EcoAction Webinar on Climate COP 30 in Brazil

The EcoAction Committee of the Green Party of the US held a webinar on the Climate COP in Brazil on Monday, November 10.
It’s been a decade since the Paris Agreement, when UNFCCC Parties set a goal of keeping average warming to 1.5°C above pre-industrial levels. Since then, we’ve had the hottest 10 years in human history. Around the world, blistering heatwaves, raging wildfires and catastrophic storms and floods have been devastating lives, economies and ecosystems. The UN Secretary-General recently admitted that overshooting the 1.5°C goal is “inevitable” and that it’s “absolutely indispensable to change course”. COP30 could be the last chance to do that.
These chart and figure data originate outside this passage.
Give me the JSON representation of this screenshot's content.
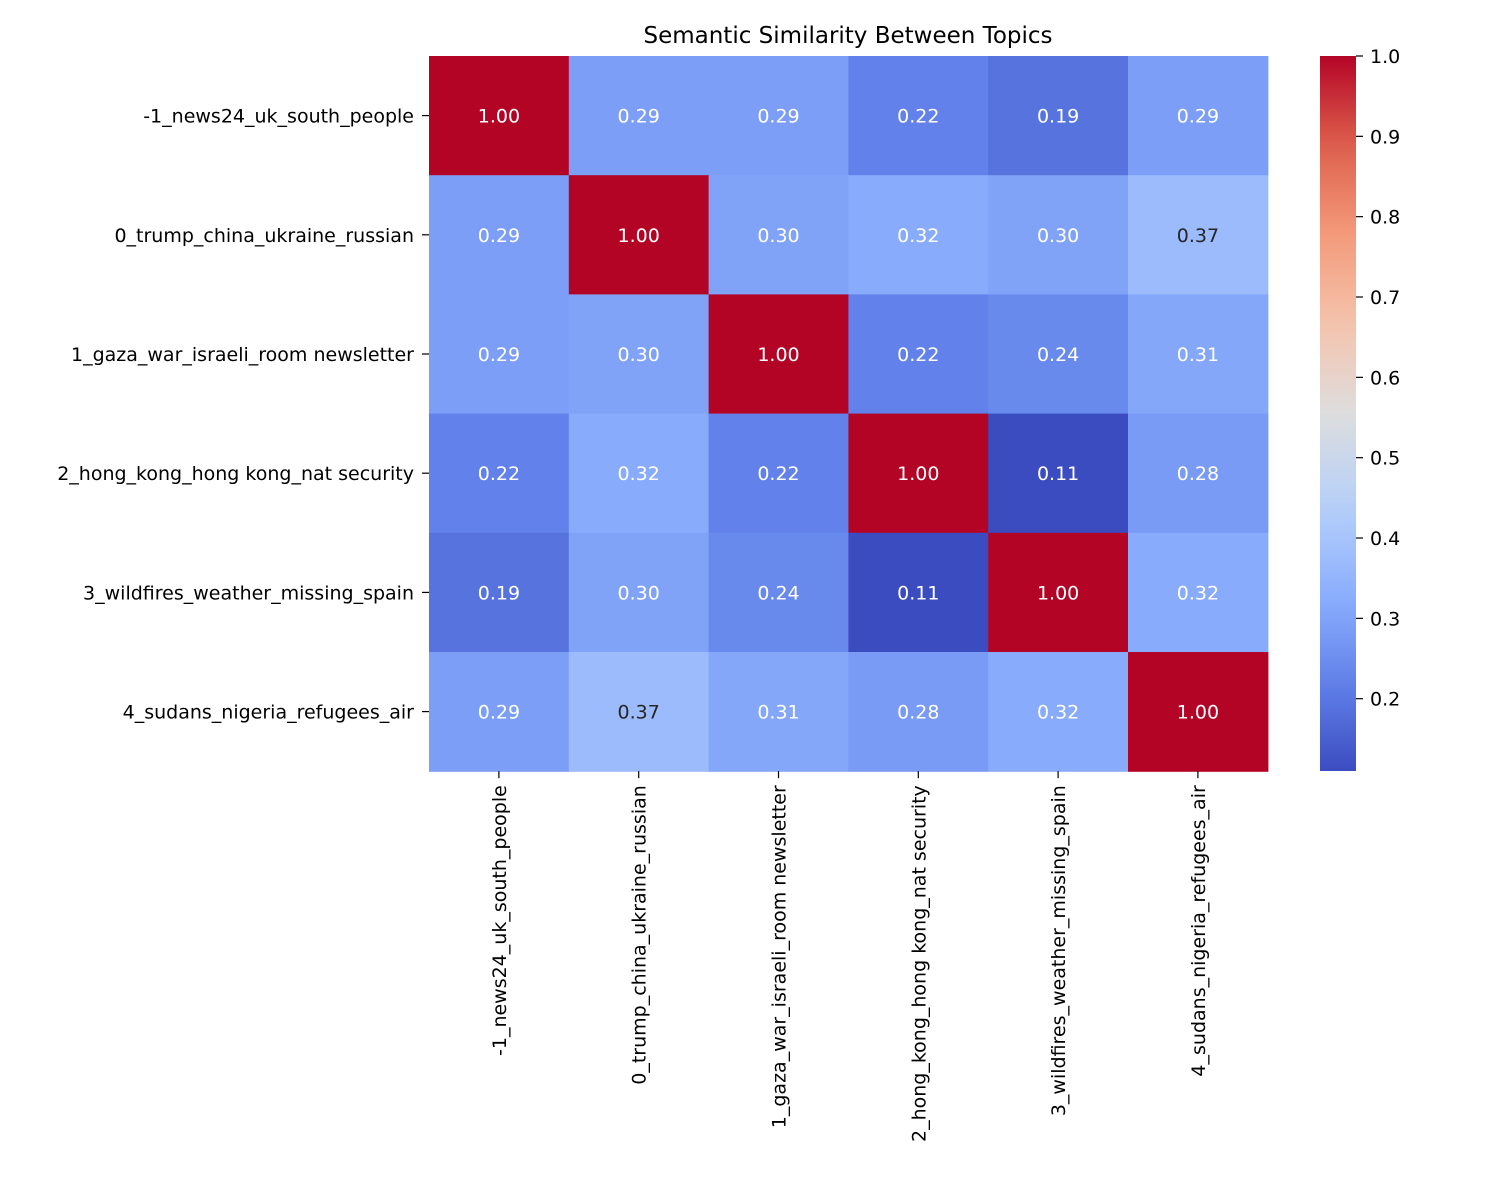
{
  "chart_data": {
    "type": "heatmap",
    "title": "Semantic Similarity Between Topics",
    "xlabel": "",
    "ylabel": "",
    "row_labels": [
      "-1_news24_uk_south_people",
      "0_trump_china_ukraine_russian",
      "1_gaza_war_israeli_room newsletter",
      "2_hong_kong_hong kong_nat security",
      "3_wildfires_weather_missing_spain",
      "4_sudans_nigeria_refugees_air"
    ],
    "col_labels": [
      "-1_news24_uk_south_people",
      "0_trump_china_ukraine_russian",
      "1_gaza_war_israeli_room newsletter",
      "2_hong_kong_hong kong_nat security",
      "3_wildfires_weather_missing_spain",
      "4_sudans_nigeria_refugees_air"
    ],
    "values": [
      [
        1.0,
        0.29,
        0.29,
        0.22,
        0.19,
        0.29
      ],
      [
        0.29,
        1.0,
        0.3,
        0.32,
        0.3,
        0.37
      ],
      [
        0.29,
        0.3,
        1.0,
        0.22,
        0.24,
        0.31
      ],
      [
        0.22,
        0.32,
        0.22,
        1.0,
        0.11,
        0.28
      ],
      [
        0.19,
        0.3,
        0.24,
        0.11,
        1.0,
        0.32
      ],
      [
        0.29,
        0.37,
        0.31,
        0.28,
        0.32,
        1.0
      ]
    ],
    "colormap": "coolwarm",
    "value_range": [
      0.11,
      1.0
    ],
    "colorbar_ticks": [
      0.2,
      0.3,
      0.4,
      0.5,
      0.6,
      0.7,
      0.8,
      0.9,
      1.0
    ],
    "colorbar_tick_labels": [
      "0.2",
      "0.3",
      "0.4",
      "0.5",
      "0.6",
      "0.7",
      "0.8",
      "0.9",
      "1.0"
    ],
    "annotation_format": "2 decimals"
  }
}
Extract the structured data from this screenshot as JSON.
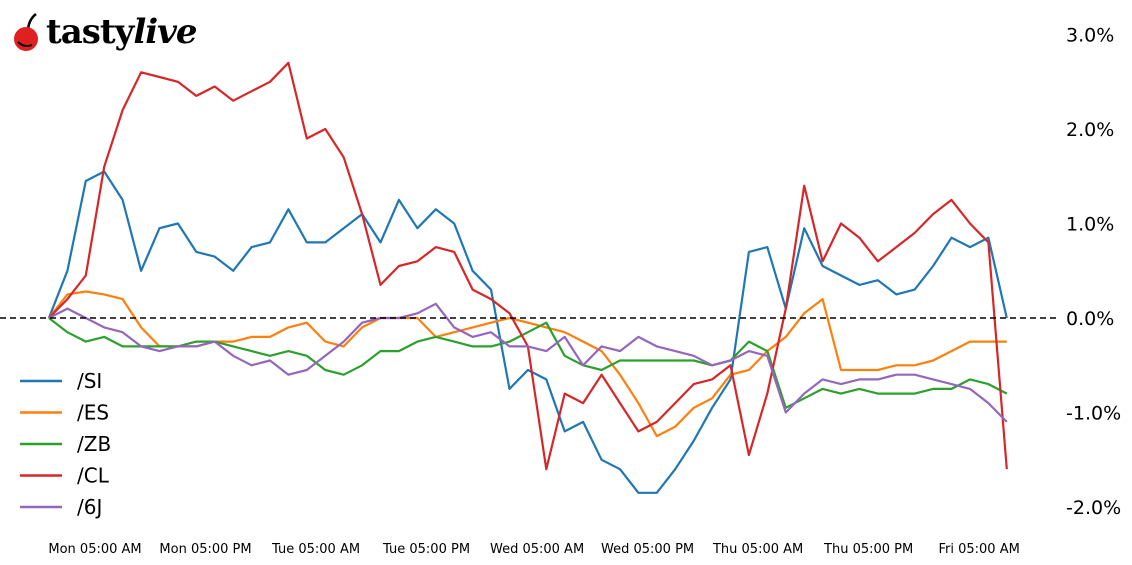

COP30 is being held in Belem, in the Brazilian Amazon – so it’s the perfect opportunity to ramp up action to end deforestation, a critical component of tackling the climate crisis. Many countries, including Brazil, committed to ending deforestation by 2030 at COP26 in Glasgow, but so far progress has been slow. Hosting COP in the world’s most important biodiversity hotspot is also a critical opportunity to align action on climate and nature.
We have invited the Global Greens to provide a speaker. We also expect a speaker for the campaign for the Fossil Fuel Treaty campaign who will be speaking to us from Belem. To protect people from the threat fossil fuels pose to our climate, our health and our future, a growing bloc of 17 countries are seeking a negotiating mandate for a Fossil Fuel Treaty. The proposed treaty would complement the Paris Agreement by providing the global roadmap needed to halt the expansion of fossil fuel, manage an equitable phase-out of coal, oil and gas, and lay the foundations for a true just energy transition in which no worker, community or country is left behind.
Also joining us from Brazil would be Holly Kaufman from the Plastics and Climate Project. She writes: “I am writing to share the Plastics & Climate Project's recommendations for how to include the uncounted climate impacts of plastics in the UN climate regime. We are hoping that delegations call for these recommendations at COP-30 in Belem so that they are included in the final COP decision. Plastics and the petrochemicals in them emit more greenhouse gases than are currently accounted for. If the plastics industry were a country, it would be the 4th largest emitter, after China, the US, and India. These emissions are not included in climate models, emissions scenarios or otherwise counted, nor are the impacts to carbon sequestration, and the potential impacts to the Earth's radiation budget. With the fossil fuel industry planning to greatly expand plastic and petrochemical production - tripling it by 2060, it is critical that we make the link between plastics and climate change, and account for all of plastic's climate impacts.”